Genesis 41:17-24

Verse 18

Seven kine, fat-fleshed - See Clarke on Gen 41:2 (note). And observe farther, that the seven fat and the seven lean kine coming out of the same river plainly show, at once, the cause both of the plenty and the dearth. It is well known that there is scarcely any rain in Egypt; and that the country depends for its fertility on the overflowing of the Nile; and that the fertility is in proportion to the duration and quantity of the overflow. We may therefore safely conclude that the seven years of plenty were owing to an extraordinary overflowing of the Nile; and that the seven years of dearth were occasioned by a very partial, or total want of this essentially necessary inundation. Thus then the two sorts of cattle, signifying years of plenty and want, might be said to come out of the same river, as the inundation was either complete, partial, or wholly restrained.

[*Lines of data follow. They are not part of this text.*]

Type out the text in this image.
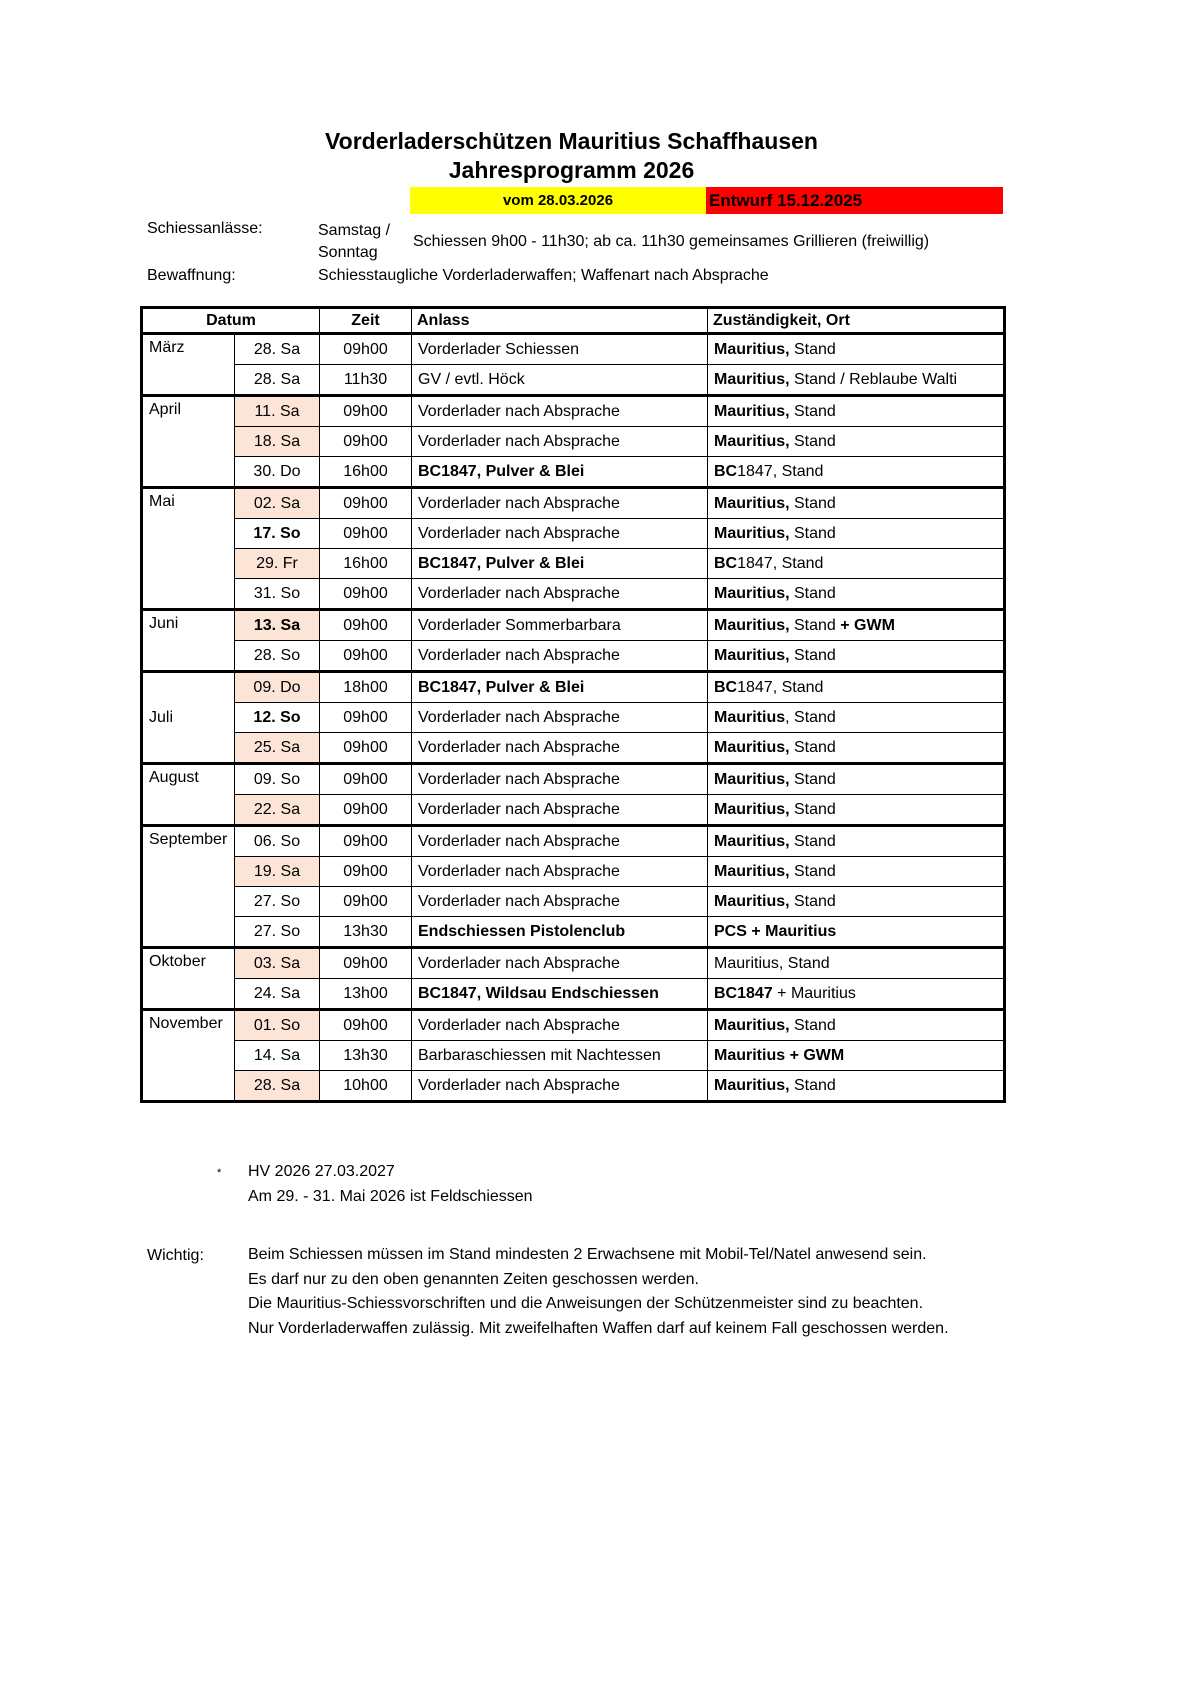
Vorderladerschützen Mauritius Schaffhausen
Jahresprogramm 2026
vom 28.03.2026	Entwurf 15.12.2025
Schiessanlässe:	Samstag /
Sonntag
Schiessen 9h00 - 11h30; ab ca. 11h30 gemeinsames Grillieren (freiwillig)
Bewaffnung:	Schiesstaugliche Vorderladerwaffen; Waffenart nach Absprache
Datum		Zeit	Anlass	Zuständigkeit, Ort
März	28. Sa	09h00	Vorderlader Schiessen	Mauritius, Stand
	28. Sa	11h30	GV / evtl. Höck	Mauritius, Stand / Reblaube Walti
April	11. Sa	09h00	Vorderlader nach Absprache	Mauritius, Stand
	18. Sa	09h00	Vorderlader nach Absprache	Mauritius, Stand
	30. Do	16h00	BC1847, Pulver & Blei	BC1847, Stand
Mai	02. Sa	09h00	Vorderlader nach Absprache	Mauritius, Stand
	17. So	09h00	Vorderlader nach Absprache	Mauritius, Stand
	29. Fr	16h00	BC1847, Pulver & Blei	BC1847, Stand
	31. So	09h00	Vorderlader nach Absprache	Mauritius, Stand
Juni	13. Sa	09h00	Vorderlader Sommerbarbara	Mauritius, Stand + GWM
	28. So	09h00	Vorderlader nach Absprache	Mauritius, Stand
Juli	09. Do	18h00	BC1847, Pulver & Blei	BC1847, Stand
	12. So	09h00	Vorderlader nach Absprache	Mauritius, Stand
	25. Sa	09h00	Vorderlader nach Absprache	Mauritius, Stand
August	09. So	09h00	Vorderlader nach Absprache	Mauritius, Stand
	22. Sa	09h00	Vorderlader nach Absprache	Mauritius, Stand
September	06. So	09h00	Vorderlader nach Absprache	Mauritius, Stand
	19. Sa	09h00	Vorderlader nach Absprache	Mauritius, Stand
	27. So	09h00	Vorderlader nach Absprache	Mauritius, Stand
	27. So	13h30	Endschiessen Pistolenclub	PCS + Mauritius
Oktober	03. Sa	09h00	Vorderlader nach Absprache	Mauritius, Stand
	24. Sa	13h00	BC1847, Wildsau Endschiessen	BC1847 + Mauritius
November	01. So	09h00	Vorderlader nach Absprache	Mauritius, Stand
	14. Sa	13h30	Barbaraschiessen mit Nachtessen	Mauritius + GWM
	28. Sa	10h00	Vorderlader nach Absprache	Mauritius, Stand
* HV 2026 27.03.2027
Am 29. - 31. Mai 2026 ist Feldschiessen
Wichtig:	Beim Schiessen müssen im Stand mindesten 2 Erwachsene mit Mobil-Tel/Natel anwesend sein.
Es darf nur zu den oben genannten Zeiten geschossen werden.
Die Mauritius-Schiessvorschriften und die Anweisungen der Schützenmeister sind zu beachten.
Nur Vorderladerwaffen zulässig. Mit zweifelhaften Waffen darf auf keinem Fall geschossen werden.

See Clarke on Gen 41:31 (note).
Verse 21

And when they had eaten them up, etc. - Nothing can more powerfully mark the excess and severity of the famine than creatures of the beeve or of the hippopotamus kind eating each other, and yet without any effect; remaining as lean and as wretched as they were before. A sense of want increases the appetite, and stimulates the digestive powers to unusual action; hence the concoction of the food becomes very rapid, and it is hurried through the intestines before its nutritive particles can be sufficiently absorbed; and thus, though much is eaten, very little nourishment is derived from it. And when they had eaten them up, it could not be known that they had eaten them; but they were still ill favored, as at the beginning. A most nervous and physically correct description.